The idea of a names-based cyberinfrastructure is to use the names to interconnect large and small distributed sites of expert knowledge distributed across the Internet. This is the concept of the described Global Names project which carried out the work described in this paper.

The effectiveness of such an infrastructure is compromised by the changes to names over time because of taxonomic and phylogenetic research. Names are often misspelled, or there might be errors in the way names are presented. Meanwhile, increasing numbers of species have no names, but are distinguished by their molecular characteristics.

In order to assess the challenge that these problems may present to the realization of a names-based cyberinfrastructure, we compared names from GenBank and DRYAD (a digital data repository) with names from Catalogue of Life to assess how well matched they are.

As a result, we found out that fewer than 15% of the names in pair-wise comparisons of these data sources could be matched.

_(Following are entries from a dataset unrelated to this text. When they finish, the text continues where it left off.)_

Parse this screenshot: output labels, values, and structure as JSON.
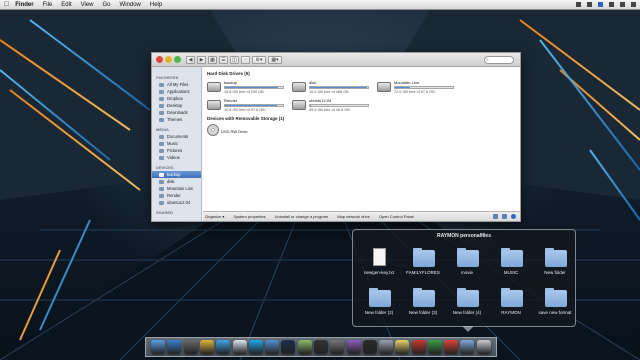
{
  "menubar": {
    "app_name": "Finder",
    "items": [
      "File",
      "Edit",
      "View",
      "Go",
      "Window",
      "Help"
    ]
  },
  "finder": {
    "search_placeholder": "",
    "sidebar": {
      "groups": [
        {
          "title": "FAVORITES",
          "items": [
            "All My Files",
            "Applications",
            "Dropbox",
            "Desktop",
            "Downloads",
            "Themes"
          ]
        },
        {
          "title": "MEDIA",
          "items": [
            "Documents",
            "Music",
            "Pictures",
            "Videos"
          ]
        },
        {
          "title": "DEVICES",
          "items": [
            "backup",
            "disk",
            "Mountain Lion",
            "Render",
            "ubuntu12.04"
          ]
        },
        {
          "title": "SHARED",
          "items": []
        }
      ]
    },
    "hard_disk_section": "Hard Disk Drives (5)",
    "drives": [
      {
        "name": "backup",
        "free_text": "15.8 GB free of 200 GB",
        "used_fraction": 0.92
      },
      {
        "name": "disk",
        "free_text": "10.0 GB free of 488 GB",
        "used_fraction": 0.98
      },
      {
        "name": "Mountain Lion",
        "free_text": "72.6 GB free of 97.6 GB",
        "used_fraction": 0.26
      },
      {
        "name": "Render",
        "free_text": "10.8 GB free of 97.6 GB",
        "used_fraction": 0.89
      },
      {
        "name": "ubuntu12.04",
        "free_text": "49.9 GB free of 48.8 GB",
        "used_fraction": 0.02
      }
    ],
    "removable_section": "Devices with Removable Storage (1)",
    "dvd_label": "DVD RW Drive",
    "statusbar": {
      "items": [
        "Organize ▾",
        "System properties",
        "Uninstall or change a program",
        "Map network drive",
        "Open Control Panel"
      ]
    }
  },
  "stack": {
    "title": "RAYMON personalfiles",
    "items": [
      {
        "label": "newgen-key.txt",
        "kind": "document"
      },
      {
        "label": "FAMILYFLORES",
        "kind": "folder"
      },
      {
        "label": "movie",
        "kind": "folder"
      },
      {
        "label": "MUSIC",
        "kind": "folder"
      },
      {
        "label": "New folder",
        "kind": "folder"
      },
      {
        "label": "New folder (2)",
        "kind": "folder"
      },
      {
        "label": "New folder (3)",
        "kind": "folder"
      },
      {
        "label": "New folder (4)",
        "kind": "folder"
      },
      {
        "label": "RAYMON",
        "kind": "folder"
      },
      {
        "label": "save new format",
        "kind": "folder"
      }
    ]
  },
  "dock": {
    "icons": [
      {
        "name": "finder-icon",
        "color": "#5aa0e6"
      },
      {
        "name": "app-store-icon",
        "color": "#3a7fd0"
      },
      {
        "name": "photo-icon",
        "color": "#6a6a6a"
      },
      {
        "name": "chrome-icon",
        "color": "#e0b43a"
      },
      {
        "name": "safari-icon",
        "color": "#3fa4e8"
      },
      {
        "name": "mail-icon",
        "color": "#dfe6ef"
      },
      {
        "name": "skype-icon",
        "color": "#1fa8e8"
      },
      {
        "name": "itunes-icon",
        "color": "#4f8fd8"
      },
      {
        "name": "photoshop-icon",
        "color": "#1d2f4e"
      },
      {
        "name": "iphoto-icon",
        "color": "#8db86a"
      },
      {
        "name": "css-icon",
        "color": "#333333"
      },
      {
        "name": "utility-icon",
        "color": "#777777"
      },
      {
        "name": "itunes-purple-icon",
        "color": "#8b5bbd"
      },
      {
        "name": "activity-icon",
        "color": "#2b2b2b"
      },
      {
        "name": "settings-icon",
        "color": "#9aa4ae"
      },
      {
        "name": "notes-icon",
        "color": "#e8d36a"
      },
      {
        "name": "crossover-icon",
        "color": "#c63a2e"
      },
      {
        "name": "star-icon",
        "color": "#39a047"
      },
      {
        "name": "number-four-icon",
        "color": "#d8443a"
      },
      {
        "name": "downloads-stack-icon",
        "color": "#7fa8d8"
      },
      {
        "name": "trash-icon",
        "color": "#c7cdd3"
      }
    ]
  }
}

However, with a names parser to break the scientific names into all of their component parts, those parts that present the greatest number of problems could be removed to produce a simplified or canonical version of the name. Thanks to such tools, name-matching was improved to almost 85%, and in some cases to 100%.

The study confirms the potential for the use of names to link distributed data and to make small data big. Nonetheless, it is clear that we need to continue to invest more and better names-management software specially designed to address the problems in the biodiversity sciences.

###

Original source:

Patterson D, Mozzherin D, Shorthouse D, Thessen A (2016) Challenges with using names to link digital biodiversity information. Biodiversity Data Journal, doi: 10.3897/BDJ.4.e8080.

Additional information:

The study was supported by the National Science Foundation.